Richard Achiro, lead author of the study and a registered psychological assistant at a private practice in Los Angeles, said, “The heyday for illicit supplements for the average man is over. The bulky Arnold Schwarzenegger and Sylvester Stallone are not what most men are seeking to achieve now. They want to be both muscular and lean, and it makes sense that [legal supplements] are what they’re using or abusing.”
Achiro saw the effect of supplements throughout college and graduate school when his male friends used supplements before or after workouts.
“It became more and more ubiquitous,” Achiro says. “Guys around my age who I knew — I’d go to their apartment and see a tub of some kind of [protein] powder.”
The study showed that forty percent of participants wanted more supplements over time, while 22 percent were replacing regular meals with dietary supplements.

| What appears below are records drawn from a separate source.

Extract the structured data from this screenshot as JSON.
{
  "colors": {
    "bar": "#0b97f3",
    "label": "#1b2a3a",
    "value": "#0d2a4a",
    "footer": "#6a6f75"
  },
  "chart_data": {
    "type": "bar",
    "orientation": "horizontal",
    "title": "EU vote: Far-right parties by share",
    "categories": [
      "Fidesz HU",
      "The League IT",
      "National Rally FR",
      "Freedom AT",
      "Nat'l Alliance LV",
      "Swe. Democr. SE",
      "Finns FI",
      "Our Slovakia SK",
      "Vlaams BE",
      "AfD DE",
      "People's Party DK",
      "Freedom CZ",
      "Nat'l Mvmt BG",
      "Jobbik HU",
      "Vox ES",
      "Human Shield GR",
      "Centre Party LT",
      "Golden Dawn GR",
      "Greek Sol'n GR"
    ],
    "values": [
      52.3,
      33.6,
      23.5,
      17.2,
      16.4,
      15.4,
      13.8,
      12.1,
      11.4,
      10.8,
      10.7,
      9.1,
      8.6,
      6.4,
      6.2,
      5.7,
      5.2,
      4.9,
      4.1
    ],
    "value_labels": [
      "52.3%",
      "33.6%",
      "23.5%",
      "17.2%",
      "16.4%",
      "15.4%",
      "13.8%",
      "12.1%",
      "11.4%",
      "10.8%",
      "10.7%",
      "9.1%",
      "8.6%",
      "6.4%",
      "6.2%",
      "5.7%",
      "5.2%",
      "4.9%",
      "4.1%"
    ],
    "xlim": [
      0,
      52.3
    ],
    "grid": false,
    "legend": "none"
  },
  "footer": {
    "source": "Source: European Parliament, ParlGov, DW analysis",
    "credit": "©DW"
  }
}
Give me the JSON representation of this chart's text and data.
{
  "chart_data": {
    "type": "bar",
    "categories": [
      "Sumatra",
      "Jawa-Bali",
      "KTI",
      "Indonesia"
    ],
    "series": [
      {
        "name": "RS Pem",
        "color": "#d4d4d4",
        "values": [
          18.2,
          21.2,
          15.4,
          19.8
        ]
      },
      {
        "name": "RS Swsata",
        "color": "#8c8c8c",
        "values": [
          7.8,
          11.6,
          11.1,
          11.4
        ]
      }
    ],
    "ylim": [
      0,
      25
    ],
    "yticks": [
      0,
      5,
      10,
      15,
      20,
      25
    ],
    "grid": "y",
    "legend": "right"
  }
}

Physicians asked eight percent of participants to cut back on supplement use because of health side effects, and 3 percent were hospitalized for related kidney or liver problems, which can be caused by excessive use of protein powders and other supplements.
“This isn’t just about the body,” Achiro says, “What this is really about is what the body represents for these men. It seems that the findings in part [show] this is a way of compensating for their insecurity or low self-esteem.”
Although the research is preliminary, Achiro is hopeful that his research is taken into consideration by more people to prevent further damage.